Antioxidants protect cells from rotenone toxicity. A, α-Tocopherol pretreatment [62.5 μm (gray column) or 125 μm (white column)] attenuated rotenone toxicity. Death was expressed as a percentage of maximal cell death after rotenone treatment. Results represent means ± SEM for four to five independent experiments. ^*p < 0.05 versus rotenone-induced death (black column). B, α-Tocopherol pretreatment did not prevent ATP depletions after rotenone exposure. Cells were exposed to solvent or α-tocopherol (62.5 or 125 μm) before rotenone exposure, and ATP levels were measured. Column colors are as in A. Data shown are means ± SEM and represent three independent experiments. C, α-Tocopherol pretreatment prevented rotenone-induced oxidative damage. Cells were exposed to solvent or 125 μm α-tocopherol for 24 hr before rotenone (10 nm) treatment and before protein carbonyls were measured. Carbonyls are expressed as a percentage change from levels in solvent-treated cultures. Data shown are means ± SEM and represent five independent experiments. ^*p < 0.05 versus solvent-treated controls. D, Coenzyme Q₁₀ (CoQ) pretreatment attenuated rotenone toxicity. Cells were pretreated for 24 hr with 12.5 μm coenzyme Q₁₀ before exposure to 10 nm rotenone. Cell death was followed for 48 hr after rotenone treatment, and the last 24 hr period is shown. ^**p < 0.05 versus rotenone-treated cells in the presence of CoQ and versus solvent-treated cells; ^*p < 0.05 versus solvent-treated cells.

Figure 7.

α-Tocopherol protected dopaminergic neurons in midbrain slice cultures from rotenone oxidative damage and toxicity. A, Rotenone caused oxidative damage to midbrain slice cultures that was prevented by α-tocopherol treatment.

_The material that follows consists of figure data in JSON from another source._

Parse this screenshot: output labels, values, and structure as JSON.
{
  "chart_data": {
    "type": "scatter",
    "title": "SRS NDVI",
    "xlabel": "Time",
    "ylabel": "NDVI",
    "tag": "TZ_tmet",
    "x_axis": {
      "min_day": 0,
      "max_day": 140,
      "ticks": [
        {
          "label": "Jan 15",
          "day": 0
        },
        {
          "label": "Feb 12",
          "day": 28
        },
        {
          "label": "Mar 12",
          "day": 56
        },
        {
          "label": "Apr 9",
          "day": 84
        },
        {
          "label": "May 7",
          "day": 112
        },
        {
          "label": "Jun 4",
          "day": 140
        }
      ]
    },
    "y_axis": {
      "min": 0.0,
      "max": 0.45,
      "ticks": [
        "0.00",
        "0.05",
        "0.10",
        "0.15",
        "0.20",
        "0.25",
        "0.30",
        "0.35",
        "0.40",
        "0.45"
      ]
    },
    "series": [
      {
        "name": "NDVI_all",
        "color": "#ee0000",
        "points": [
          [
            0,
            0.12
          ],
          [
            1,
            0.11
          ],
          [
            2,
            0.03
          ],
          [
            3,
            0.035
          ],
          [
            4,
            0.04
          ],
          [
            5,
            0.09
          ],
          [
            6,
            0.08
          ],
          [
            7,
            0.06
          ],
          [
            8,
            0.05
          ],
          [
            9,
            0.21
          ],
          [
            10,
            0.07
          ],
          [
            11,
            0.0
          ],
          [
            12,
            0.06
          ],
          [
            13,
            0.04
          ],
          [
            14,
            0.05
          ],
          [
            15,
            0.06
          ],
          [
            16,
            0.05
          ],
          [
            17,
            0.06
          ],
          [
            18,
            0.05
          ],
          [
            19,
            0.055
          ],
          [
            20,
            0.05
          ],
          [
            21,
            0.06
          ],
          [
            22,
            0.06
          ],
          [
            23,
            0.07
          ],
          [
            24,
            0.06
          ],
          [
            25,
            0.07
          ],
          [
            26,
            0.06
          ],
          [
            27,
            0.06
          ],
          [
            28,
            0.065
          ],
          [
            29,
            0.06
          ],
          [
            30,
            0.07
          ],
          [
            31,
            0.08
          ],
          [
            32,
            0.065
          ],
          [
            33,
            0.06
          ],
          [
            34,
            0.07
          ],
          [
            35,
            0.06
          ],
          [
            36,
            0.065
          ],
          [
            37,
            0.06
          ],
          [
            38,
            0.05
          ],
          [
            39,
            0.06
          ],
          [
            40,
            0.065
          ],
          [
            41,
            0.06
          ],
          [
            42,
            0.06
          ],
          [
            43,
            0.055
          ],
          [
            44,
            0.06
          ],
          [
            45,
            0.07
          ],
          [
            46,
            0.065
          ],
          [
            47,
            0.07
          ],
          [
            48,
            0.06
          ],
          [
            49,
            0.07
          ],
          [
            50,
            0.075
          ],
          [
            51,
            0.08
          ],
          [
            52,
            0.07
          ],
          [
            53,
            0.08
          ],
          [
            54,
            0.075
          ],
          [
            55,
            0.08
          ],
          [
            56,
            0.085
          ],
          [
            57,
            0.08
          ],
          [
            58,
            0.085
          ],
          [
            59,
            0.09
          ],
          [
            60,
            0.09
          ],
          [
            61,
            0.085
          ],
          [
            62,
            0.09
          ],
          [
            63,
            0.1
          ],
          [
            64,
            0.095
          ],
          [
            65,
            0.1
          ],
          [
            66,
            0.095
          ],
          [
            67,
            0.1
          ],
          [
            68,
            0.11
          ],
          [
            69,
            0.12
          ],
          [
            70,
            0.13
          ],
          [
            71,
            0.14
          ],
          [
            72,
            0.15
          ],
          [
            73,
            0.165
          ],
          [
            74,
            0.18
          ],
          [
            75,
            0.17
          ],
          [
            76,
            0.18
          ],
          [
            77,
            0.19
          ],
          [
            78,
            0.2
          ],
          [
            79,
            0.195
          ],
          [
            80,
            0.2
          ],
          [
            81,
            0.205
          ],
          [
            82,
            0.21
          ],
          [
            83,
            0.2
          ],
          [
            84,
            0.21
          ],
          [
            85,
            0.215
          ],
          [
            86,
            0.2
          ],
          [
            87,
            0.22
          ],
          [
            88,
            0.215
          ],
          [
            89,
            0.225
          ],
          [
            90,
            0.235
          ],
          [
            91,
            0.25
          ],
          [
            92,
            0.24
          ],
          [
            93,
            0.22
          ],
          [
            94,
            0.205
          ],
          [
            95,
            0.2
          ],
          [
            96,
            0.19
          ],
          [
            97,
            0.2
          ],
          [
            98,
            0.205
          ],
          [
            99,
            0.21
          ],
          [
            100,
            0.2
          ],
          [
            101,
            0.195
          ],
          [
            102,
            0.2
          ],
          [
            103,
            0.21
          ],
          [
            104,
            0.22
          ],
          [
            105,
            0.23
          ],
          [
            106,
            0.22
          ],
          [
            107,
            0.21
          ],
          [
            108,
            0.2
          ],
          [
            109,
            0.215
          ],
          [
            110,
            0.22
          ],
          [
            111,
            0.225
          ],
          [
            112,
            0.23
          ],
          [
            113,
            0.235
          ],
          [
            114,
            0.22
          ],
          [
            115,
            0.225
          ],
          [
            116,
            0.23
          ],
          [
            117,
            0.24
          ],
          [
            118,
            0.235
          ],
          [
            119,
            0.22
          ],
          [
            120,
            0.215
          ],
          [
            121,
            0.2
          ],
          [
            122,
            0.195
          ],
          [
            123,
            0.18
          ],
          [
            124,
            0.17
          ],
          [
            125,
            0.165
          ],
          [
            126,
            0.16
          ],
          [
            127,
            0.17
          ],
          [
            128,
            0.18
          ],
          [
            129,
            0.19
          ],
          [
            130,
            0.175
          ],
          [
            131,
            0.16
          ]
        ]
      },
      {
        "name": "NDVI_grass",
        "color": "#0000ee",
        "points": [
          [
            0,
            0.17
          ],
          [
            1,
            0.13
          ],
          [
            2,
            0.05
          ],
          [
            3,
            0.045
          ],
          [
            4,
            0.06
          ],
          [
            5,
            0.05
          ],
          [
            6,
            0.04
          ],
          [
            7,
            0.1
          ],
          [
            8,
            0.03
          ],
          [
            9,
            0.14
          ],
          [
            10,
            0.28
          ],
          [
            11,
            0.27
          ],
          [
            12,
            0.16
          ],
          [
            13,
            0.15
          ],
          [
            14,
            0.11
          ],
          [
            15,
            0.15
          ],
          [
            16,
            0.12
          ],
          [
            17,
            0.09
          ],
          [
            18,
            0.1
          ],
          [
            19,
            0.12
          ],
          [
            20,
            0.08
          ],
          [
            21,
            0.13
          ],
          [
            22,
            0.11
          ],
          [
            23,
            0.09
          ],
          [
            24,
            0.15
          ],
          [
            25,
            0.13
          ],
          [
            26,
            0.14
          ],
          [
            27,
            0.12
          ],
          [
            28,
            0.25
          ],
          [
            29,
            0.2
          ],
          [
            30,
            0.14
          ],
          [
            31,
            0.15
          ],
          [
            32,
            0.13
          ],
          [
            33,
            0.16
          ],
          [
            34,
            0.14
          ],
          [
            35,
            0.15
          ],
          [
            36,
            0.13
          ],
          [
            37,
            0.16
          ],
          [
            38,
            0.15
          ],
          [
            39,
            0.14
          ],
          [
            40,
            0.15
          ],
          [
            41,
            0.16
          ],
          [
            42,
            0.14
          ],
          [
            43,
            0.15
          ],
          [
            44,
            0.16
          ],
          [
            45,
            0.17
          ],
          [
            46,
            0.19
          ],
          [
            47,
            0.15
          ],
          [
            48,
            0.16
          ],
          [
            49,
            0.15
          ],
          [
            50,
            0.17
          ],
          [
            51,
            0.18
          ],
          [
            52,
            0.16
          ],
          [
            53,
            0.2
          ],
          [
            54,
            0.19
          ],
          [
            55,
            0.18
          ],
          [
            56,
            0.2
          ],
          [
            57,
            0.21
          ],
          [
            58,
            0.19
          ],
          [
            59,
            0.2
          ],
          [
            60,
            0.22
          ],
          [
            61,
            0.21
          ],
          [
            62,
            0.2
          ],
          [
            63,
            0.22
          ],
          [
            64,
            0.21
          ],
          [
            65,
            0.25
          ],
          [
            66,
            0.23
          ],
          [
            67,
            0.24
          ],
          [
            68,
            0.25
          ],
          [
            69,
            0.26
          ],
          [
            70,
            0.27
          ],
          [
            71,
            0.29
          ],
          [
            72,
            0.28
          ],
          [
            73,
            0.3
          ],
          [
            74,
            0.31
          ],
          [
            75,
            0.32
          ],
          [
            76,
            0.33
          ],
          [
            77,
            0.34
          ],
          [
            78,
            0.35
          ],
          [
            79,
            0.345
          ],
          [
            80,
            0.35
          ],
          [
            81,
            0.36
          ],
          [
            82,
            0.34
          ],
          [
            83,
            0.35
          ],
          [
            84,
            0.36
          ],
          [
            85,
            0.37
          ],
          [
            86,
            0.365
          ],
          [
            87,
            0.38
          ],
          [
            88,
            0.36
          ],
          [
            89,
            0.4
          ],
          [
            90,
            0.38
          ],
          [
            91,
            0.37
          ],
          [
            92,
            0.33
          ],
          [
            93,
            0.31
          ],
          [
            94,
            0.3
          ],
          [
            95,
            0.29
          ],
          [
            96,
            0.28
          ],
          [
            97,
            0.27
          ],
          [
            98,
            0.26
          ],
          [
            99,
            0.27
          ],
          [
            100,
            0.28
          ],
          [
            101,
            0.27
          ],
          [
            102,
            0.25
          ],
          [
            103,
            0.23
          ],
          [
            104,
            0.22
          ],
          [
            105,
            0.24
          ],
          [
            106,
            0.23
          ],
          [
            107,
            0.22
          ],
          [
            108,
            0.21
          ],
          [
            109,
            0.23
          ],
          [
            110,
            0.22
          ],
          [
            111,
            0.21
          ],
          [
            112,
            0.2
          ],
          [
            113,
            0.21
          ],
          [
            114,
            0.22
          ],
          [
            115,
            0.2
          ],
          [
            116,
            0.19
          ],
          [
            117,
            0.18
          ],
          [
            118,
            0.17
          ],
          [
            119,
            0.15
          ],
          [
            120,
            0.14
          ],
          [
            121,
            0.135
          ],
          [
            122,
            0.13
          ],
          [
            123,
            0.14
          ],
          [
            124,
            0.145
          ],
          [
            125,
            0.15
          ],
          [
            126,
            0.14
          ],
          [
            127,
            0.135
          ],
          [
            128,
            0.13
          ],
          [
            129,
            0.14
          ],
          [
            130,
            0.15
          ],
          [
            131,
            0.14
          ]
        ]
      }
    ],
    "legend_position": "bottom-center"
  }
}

Slice cultures were exposed to rotenone (50 nm) for 7 d in the presence of vehicle or α-tocopherol (100 μm). Data are expressed as a percentage increase in protein carbonyl levels in rotenone-treated cultures. ^*p < 0.05 versus solvent-treated cells. B-D, Rotenone toxicity in midbrain slice cultures was prevented by α-tocopherol. Midbrain slice cultures were exposed to vehicle (B) or 50 nm rotenone for 7 d in the presence of vehicle (C) or α-tocopherol (100 μm) (D). Rotenone exposure markedly reduced the number of TH⁺ processes in midbrain dopaminergic neurons (compare B and C). α-Tocopherol treatment reduced the effects of rotenone on these degenerative changes (D).

Figure 8.

Rotenone-induced loss of TH immunoreactivity in the nigrostriatal pathway. TH immunocytochemistry in the striatum (A) and substantia nigra (B) of a vehicle-treated rat is shown. Rotenone treatment reduced TH immunoreactivity in both the striatum (C) and the substantia nigra (D). The rotenone-treated animal received 3.0 mg/kg/d rotenone, subcutaneously, for 5 d.

Figure 9.

Chronic rotenone infusion induced selective oxidative damage, with the greatest damage in the midbrain and the olfactory bulb. Chronic rotenone infusion increased protein carbonyl levels in soluble protein isolated from the striatum (n = 18), midbrain (n = 18), cortex (n = 11), and olfactory bulb (n = 12) but not the cerebellum (n = 10) or hippocampus (n = 10). Rotenone exposure increased insoluble protein carbonyl levels only in midbrain (n = 18) and olfactory bulb (n = 12). Data are expressed as a percentage of protein carbonyl levels in vehicle-treated animals. Results represent means ± SEM. ^*p < 0.05 compared with control.